Table 3‑3 End-of-line characters and results
End-of-line character
Result description
CRLF
Carriage return and linefeed
CR
Carriage return only
LF
Line feed only
*File
Select a source file name from the list.
*Delimiter
Select the character used to delimit or separate values in a delimited file only. The following delimiter characters are supported by BIRT Analytics Loader:
, Tab | : ; @ # " + - = ~ '
*Header
Select Header option if the source file includes information in a header. A file header contains multiple column names, each separated by a delimiter character.
*Skip
In Skip, type a number that sets how many blank rows to insert between header information and record information in a file. If you select Header option, 1 appears in Skip by default.
*Offset
Define the initial position of each column when the file format is flat file.
*Qualifier
Select a qualifier character. BIRT Analytics Loader supports the following qualifier characters:
" ' ~
Choose None, if the file format does not use a qualifier.
*Well-formed
Select the Wellformed option to enforce verification that each record contains all columns.
Wellformed explanation:
*Enabled- indicates the same number of columns in data source and table definition
*Disabled- means that extra columns are ignored and Null values are set for missing columns
*View
Shows the data in the file and verify the connectivity to the file.
*Get columns
Choose Get columns to get the column names and type, extracting values from the source file.
Use a text editor to verify parameters such as the character encoding and end of line method in your file if you are unsure of these values. You can view this information by opening your files with a text editor such as Notepad++. Some text editors do not support large text files, such as a multi-gigabyte database dump file.
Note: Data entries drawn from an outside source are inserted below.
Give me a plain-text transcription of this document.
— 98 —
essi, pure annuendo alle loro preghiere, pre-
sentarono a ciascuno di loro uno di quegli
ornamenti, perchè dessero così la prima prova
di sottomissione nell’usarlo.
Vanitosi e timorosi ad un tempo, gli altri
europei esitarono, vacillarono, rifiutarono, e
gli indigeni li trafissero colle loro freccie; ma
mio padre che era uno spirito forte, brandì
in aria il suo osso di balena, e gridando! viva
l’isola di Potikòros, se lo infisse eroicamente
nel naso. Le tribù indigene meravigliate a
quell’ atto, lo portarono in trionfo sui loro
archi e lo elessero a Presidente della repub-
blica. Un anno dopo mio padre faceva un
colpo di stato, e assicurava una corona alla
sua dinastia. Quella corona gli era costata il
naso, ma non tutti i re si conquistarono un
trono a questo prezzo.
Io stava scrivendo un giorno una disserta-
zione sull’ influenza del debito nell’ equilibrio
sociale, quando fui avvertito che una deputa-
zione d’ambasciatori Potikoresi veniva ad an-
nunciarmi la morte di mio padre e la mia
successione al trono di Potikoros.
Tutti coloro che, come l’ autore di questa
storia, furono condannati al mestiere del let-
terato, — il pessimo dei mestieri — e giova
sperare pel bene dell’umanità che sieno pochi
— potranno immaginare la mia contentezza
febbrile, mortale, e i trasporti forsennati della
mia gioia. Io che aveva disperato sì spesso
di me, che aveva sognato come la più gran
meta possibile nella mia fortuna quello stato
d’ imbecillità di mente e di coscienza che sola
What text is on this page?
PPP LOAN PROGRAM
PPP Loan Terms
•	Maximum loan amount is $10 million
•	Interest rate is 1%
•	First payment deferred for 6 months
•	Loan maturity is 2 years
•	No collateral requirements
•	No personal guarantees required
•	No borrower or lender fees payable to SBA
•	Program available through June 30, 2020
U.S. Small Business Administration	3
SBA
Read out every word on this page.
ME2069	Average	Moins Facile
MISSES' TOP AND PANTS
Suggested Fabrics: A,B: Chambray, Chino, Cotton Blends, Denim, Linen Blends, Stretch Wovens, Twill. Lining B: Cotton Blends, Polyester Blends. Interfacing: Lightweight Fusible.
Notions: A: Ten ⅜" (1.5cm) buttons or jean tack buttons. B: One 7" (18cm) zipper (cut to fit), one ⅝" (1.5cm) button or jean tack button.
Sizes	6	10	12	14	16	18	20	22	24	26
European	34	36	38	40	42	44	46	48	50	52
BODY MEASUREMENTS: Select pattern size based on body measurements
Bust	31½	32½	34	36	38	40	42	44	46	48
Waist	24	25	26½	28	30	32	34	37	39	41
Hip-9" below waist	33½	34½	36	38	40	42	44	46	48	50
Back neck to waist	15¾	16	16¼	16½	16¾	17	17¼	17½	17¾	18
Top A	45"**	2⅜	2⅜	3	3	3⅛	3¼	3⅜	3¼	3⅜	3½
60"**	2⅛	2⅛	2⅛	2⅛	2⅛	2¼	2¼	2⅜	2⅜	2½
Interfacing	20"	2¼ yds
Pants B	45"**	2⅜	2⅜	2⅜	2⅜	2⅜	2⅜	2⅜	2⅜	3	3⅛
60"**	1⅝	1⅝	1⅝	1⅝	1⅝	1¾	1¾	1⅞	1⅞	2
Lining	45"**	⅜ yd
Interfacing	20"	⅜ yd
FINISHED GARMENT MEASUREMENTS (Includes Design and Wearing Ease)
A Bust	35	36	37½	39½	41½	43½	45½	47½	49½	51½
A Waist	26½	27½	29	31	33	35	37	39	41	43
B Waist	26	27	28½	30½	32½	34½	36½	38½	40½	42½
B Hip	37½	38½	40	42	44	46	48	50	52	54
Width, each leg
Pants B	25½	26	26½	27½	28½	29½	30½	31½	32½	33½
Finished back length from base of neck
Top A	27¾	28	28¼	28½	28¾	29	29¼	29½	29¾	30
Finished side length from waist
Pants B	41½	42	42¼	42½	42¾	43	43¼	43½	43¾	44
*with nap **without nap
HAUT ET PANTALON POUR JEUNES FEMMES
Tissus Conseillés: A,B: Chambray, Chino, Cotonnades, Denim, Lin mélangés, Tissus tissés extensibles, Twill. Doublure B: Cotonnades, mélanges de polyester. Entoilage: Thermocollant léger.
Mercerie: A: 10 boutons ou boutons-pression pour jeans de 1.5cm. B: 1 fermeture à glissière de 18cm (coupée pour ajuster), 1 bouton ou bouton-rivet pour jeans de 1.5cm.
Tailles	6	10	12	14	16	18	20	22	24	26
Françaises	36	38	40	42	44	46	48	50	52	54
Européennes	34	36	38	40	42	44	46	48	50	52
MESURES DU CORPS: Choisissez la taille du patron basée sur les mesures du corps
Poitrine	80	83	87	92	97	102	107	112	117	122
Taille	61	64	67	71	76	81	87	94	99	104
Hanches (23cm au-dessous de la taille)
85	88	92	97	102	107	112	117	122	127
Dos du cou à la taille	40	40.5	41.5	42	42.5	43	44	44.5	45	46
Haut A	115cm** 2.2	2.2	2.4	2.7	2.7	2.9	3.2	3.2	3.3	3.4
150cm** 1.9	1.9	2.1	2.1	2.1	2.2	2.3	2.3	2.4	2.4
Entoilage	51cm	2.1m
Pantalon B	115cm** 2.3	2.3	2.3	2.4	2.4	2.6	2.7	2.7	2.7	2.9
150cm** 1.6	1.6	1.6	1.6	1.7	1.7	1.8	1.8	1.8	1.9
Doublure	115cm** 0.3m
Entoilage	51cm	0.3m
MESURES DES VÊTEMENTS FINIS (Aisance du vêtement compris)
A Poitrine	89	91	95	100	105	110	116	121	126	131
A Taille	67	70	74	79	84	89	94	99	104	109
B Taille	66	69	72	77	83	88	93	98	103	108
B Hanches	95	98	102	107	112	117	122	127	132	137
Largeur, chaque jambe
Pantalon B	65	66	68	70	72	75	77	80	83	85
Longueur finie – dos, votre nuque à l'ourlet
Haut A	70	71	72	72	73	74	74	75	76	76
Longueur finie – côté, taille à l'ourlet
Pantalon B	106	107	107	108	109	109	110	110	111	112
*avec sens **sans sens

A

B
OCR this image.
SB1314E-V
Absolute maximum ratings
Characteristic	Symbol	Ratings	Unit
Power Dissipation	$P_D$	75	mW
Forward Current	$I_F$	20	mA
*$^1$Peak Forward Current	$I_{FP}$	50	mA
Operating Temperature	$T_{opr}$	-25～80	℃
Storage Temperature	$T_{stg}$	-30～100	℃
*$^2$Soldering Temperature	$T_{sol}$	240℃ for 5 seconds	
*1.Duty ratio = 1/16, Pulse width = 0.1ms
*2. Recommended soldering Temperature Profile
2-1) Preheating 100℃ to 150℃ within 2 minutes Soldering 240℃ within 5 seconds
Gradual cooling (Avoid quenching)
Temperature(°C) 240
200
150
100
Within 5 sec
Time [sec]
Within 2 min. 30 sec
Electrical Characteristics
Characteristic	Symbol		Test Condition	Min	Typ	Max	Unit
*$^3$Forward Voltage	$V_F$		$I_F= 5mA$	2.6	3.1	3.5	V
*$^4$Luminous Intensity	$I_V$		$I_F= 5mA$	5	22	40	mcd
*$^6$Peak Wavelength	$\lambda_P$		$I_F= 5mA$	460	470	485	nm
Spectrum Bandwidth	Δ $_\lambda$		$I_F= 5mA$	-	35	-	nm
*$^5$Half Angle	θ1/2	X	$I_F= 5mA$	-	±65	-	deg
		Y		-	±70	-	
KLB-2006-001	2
The following text editors are reported to support large text files:
*Gvim
*Emeditor
*010 Editor
*EditPadPro
*Less
Defining table columns
To automate defining the structure of a target data table, extract data from a source data file using the Get columns option in the Table declaration screen. During extraction, the Get columns option adds column type and index information to each data element. You must review and edit, as necessary, the type and index information for every column. Try using View before using Get columns to verify that data is being read correctly from the file.
Consider removing the index from every column not strictly requiring an index. Removing unnecessary indexes speeds data load and analysis processes, but can limit performing aggregation and link operations. These operations require indexed columns.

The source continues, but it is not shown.